Da ultimo, il Consiglio di Stato ha considerato le previsioni dell' art. 18 del D.L. 25 giugno 2008, n. 112, così come modificato dalla legge di conversione, L. 6 agosto 2008, n. 133, che ha affermato che le società che gestiscono servizi pubblici locali a totale partecipazione pubblica, sono obbligate a dotarsi, mediante "propri provvedimenti", di criteri e modalità per il reclutamento del personale conformi ai principi richiamati dall' art. 35, comma 3, del D.Lgs. 30 marzo 2001, n. 165 in materia di reclutamento del personale.
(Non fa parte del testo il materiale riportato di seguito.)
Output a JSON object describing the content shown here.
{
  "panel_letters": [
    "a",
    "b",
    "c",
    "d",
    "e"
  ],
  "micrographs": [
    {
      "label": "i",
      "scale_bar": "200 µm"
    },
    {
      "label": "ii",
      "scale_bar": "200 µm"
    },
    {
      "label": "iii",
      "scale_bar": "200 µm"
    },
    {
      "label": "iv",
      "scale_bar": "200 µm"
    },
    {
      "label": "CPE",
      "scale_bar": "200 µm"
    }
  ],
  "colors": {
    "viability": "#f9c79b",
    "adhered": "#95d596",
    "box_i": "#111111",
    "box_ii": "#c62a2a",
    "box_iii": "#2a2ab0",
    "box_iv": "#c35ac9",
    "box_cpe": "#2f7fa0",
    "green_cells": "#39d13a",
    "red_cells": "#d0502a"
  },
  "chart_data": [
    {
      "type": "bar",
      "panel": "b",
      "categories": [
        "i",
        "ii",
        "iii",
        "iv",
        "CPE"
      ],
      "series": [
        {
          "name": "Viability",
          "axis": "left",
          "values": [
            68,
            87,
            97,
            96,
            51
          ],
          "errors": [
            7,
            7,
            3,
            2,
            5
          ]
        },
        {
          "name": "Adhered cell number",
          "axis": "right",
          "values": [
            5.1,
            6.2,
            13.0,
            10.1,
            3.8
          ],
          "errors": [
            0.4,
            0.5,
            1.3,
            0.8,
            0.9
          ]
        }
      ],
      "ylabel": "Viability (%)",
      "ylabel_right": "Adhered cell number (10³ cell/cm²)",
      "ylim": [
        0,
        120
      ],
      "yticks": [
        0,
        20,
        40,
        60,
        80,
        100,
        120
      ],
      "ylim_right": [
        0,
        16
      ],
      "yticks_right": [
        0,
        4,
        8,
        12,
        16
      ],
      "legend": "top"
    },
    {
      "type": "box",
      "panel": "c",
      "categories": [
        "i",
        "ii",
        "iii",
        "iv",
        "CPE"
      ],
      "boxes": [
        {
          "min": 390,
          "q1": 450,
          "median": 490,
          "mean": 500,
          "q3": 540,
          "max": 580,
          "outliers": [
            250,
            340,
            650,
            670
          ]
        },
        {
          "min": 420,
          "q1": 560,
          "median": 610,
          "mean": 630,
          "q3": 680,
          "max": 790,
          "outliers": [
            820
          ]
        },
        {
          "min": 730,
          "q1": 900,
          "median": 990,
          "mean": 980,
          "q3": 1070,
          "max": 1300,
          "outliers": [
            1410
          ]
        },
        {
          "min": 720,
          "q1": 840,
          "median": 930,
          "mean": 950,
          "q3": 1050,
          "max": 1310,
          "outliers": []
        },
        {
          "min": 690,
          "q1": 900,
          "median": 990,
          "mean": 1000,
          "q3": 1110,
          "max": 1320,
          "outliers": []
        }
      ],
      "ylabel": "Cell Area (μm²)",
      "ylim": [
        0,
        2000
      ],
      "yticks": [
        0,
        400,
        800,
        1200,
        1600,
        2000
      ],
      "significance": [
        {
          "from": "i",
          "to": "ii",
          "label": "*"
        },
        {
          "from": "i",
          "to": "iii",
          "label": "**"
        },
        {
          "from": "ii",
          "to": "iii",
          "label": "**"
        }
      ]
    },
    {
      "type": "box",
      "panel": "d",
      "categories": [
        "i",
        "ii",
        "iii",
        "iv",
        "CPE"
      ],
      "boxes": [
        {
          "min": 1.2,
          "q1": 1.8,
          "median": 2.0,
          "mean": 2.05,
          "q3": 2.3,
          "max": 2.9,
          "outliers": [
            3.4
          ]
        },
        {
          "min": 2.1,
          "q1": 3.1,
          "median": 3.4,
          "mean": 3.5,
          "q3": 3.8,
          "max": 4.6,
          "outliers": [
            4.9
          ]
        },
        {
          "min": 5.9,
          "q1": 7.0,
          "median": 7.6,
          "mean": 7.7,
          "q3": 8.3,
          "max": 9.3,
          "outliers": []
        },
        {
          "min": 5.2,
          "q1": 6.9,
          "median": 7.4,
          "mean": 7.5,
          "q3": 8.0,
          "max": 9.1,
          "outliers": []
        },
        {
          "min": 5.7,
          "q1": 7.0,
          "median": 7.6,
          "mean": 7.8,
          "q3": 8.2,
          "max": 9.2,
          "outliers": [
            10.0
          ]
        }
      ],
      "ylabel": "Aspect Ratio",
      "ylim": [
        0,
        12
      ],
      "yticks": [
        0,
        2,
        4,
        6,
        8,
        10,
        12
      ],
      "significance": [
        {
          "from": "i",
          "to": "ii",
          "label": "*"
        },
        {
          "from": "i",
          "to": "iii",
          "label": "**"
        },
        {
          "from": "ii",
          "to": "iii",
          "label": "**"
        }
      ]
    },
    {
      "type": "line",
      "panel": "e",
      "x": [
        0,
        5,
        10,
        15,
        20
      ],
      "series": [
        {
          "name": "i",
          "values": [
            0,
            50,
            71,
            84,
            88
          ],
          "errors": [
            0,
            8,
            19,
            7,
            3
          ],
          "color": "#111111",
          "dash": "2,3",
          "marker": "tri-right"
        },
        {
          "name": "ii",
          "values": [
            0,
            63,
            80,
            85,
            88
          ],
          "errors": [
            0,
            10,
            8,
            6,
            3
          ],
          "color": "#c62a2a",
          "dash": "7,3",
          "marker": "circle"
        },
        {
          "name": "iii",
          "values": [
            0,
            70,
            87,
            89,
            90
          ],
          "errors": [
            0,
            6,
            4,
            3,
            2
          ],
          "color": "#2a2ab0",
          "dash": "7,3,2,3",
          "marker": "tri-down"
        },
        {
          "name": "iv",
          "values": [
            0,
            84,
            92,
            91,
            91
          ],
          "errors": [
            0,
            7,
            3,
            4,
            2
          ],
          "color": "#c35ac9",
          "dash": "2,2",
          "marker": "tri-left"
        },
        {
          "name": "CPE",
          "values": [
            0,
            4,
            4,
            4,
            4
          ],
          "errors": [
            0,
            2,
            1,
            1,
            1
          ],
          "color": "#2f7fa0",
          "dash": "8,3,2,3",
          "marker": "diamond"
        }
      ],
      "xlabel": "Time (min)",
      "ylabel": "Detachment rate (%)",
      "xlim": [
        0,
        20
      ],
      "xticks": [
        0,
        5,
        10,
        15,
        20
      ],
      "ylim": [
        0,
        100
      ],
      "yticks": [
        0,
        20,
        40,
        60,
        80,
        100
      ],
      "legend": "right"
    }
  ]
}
La Sezione, al riguardo, ha sottolineato che "il legislatore ha inteso introdurre, a carico delle predette società a partecipazione pubblica vincoli di trasparenza, imparzialità, pubblicità ed economicità in particolare per il reclutamento del personale che, di regola, l'art. 97 della Costituzione impone per le PP.AA. e gli enti pubblici strettamente intesi."

In ultima analisi, considerando "l"organismo in house rappresenta sotto ogni aspetto" alla stregua di "un"articolazione in senso sostanziale dell"amministrazione pubblica di riferimento, ne consegue l"applicabilità al caso in esame dei richiamati articoli 1, comma 2, e 63, comma 4, con tutto ciò che ne deriva in punto di estensione, all"organismo in house, delle previsioni in punto di giurisdizione riferibili all"amministrazione pubblica di riferimento."

Dalla "sostanziale identificazione" tra la società in house e la "pubblica amministrazione", di cui la prima costituisce articolazione in senso sostanziale, strumento operativo, quasi organo, discende "insomma la riconducibilità della fattispecie, sul piano soggettivo, al campo di applicazione di cui al citato art. 63, comma 4, del d. lgs. n. 165 del 2001."